O diálogo entre museus e o público
A importância do diálogo com o público, seja por meio do investimento na interatividade das exposições ou do desenvolvimento de processos de “curadoria compartilhada” – também conhecida como “cocuradoria” -, foi tema constante nos debates do Preserva.ME 2018, realizado pelo Centro da Memória da Eletricidade no Brasil em 25 e 26 de outubro, no Museu Histórico Nacional, no Rio de Janeiro. Outro ponto que a maior parte dos 11 palestrantes do evento mencionou foi a necessidade de que, ao lado da preservação da memória – sua missão tradicional -, os museus sejam centros de divulgação científica e tecnológica.
O último ponto foi destacado logo na abertura do evento pelo presidente da Memória da Eletricidade, Augusto Rodrigues. “Um dos desafios das instituições de preservação histórica é transcender o objetivo da recuperação e conservação, buscando também a disseminação concomitante deste conhecimento”, afirmou o executivo.
Exemplos deste caminho não faltaram durante o Preserva.ME 2018, embora as abordagens das instituições sejam diferentes. Assim, a alta tecnologia do Museu do Amanhã, apresentada pelo seu diretor de desenvolvimento científico, Alfredo Tolmasquim, utiliza até inteligência artificial para interagir com o público. Com a ideia de futuro no nome, os profissionais do Museu do Amanhã têm consciência de que, para a falar sobre o que virá, é fundamental saber o que passou. “O Museu do Amanhã trabalha com cenários de futuro e é preciso conhecer o passado para falar desses cenários no hoje, que é o lugar em que passado e futuro se conjugam, se encontram”, comentou Tolmasquim.
Dois dos principais palestrantes do Preserva.ME 2018, os canadenses Anna Adamek e Shane Patey, pesquisadores da Ingenium, também apresentaram suas experiências na troca de informações com o público sobre o tema da energia. Para entender o que os visitantes querem ver nos museus administrados pela Ingenium – organização que cuida de mais dois museus, além do dedicado à Energia – são usados desde pedidos de sugestões, por meio da internet, até conversas diretas com representantes de grupos específicos, como as populações indígenas canadenses.

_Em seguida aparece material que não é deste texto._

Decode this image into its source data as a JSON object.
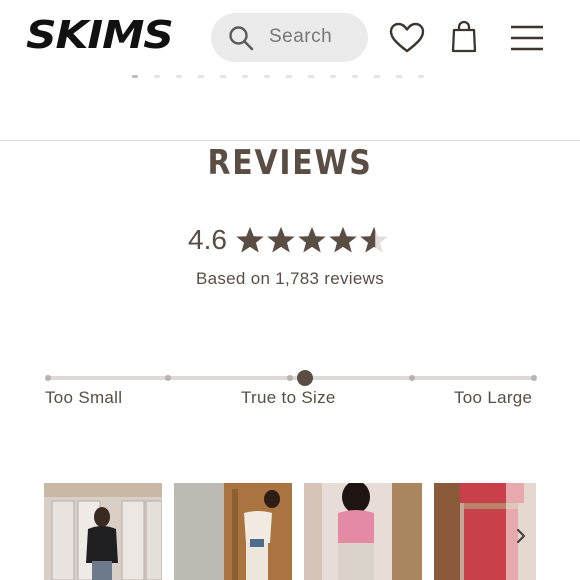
{
  "header": {
    "logo_text": "SKIMS",
    "search_placeholder": "Search",
    "icons": [
      "search-icon",
      "heart-icon",
      "shopping-bag-icon",
      "hamburger-menu-icon"
    ]
  },
  "carousel": {
    "dot_count": 14,
    "active_index": 0
  },
  "reviews": {
    "title": "REVIEWS",
    "average_rating": "4.6",
    "stars_out_of": 5,
    "based_on": "Based on 1,783 reviews"
  },
  "fit": {
    "labels": [
      "Too Small",
      "True to Size",
      "Too Large"
    ],
    "positions": 5,
    "selected_fraction": 0.53
  },
  "photos": {
    "items": [
      {
        "name": "review-photo-1"
      },
      {
        "name": "review-photo-2"
      },
      {
        "name": "review-photo-3"
      },
      {
        "name": "review-photo-4"
      }
    ],
    "next_icon": "chevron-right-icon"
  },
  "colors": {
    "brand_text": "#5a4e44",
    "search_bg": "#ebebeb"
  }
}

Linha semelhante segue o Espaço Ciência Viva, localizado na Tijuca, no Rio. Segundo o diretor da instituição, Miguel Sette e Câmara, ela surgiu há 35 anos já com a ideia de trabalhar com as dúvidas das pessoas. “Há 30 anos, fizemos um trabalho com a comunidade do morro do Salgueiro, que nos pediu para estudar uma questão fundamental para ela, que era a poluição da água que saía das caixas d’água espalhadas pelo morro”, contou. Essa abordagem é a linha mestra do Espaço, especialmente quando trata do seu público principal. “As crianças são as que expressam mais facilmente as dúvidas que possuem”, disse o educador.
Divulgar a ciência, porém, não é algo fácil, admite a produtora cultural Luciane Simões, da Casa da Ciência, da UFRJ, que falou sobre a experiência da instituição no assunto. “Não é fácil, mas fica menos difícil se tivermos a humildade de reconhecer que todo o conhecimento pode e deve ser divulgado”, afirmou Luciane, para quem a missão da divulgação da ciência é tirar o conhecimento dos centros onde é produzido para levá-lo à população. “Assim podemos transformar a vida das pessoas, principalmente das crianças”, disse a produtora cultural.
É justamente o trabalho com crianças e jovens o foco da Fundação Cultural Ormeo Junqueira Botelho, que usa visitas à sede do Museu Energisa, localizado em Leopoldina, Zona da Mata de Minas Gerais, e montagens de exposições inteiras, levadas por caminhão adaptado às escolas da região, para entender o que seu público deseja. As iniciativas da Fundação – instituição premiada na segunda edição do Prêmio Mario Bhering de Preservação de Memória – foram apresentadas no Preserva.ME 2018 por seu coordenador cultural, Marco Andrade.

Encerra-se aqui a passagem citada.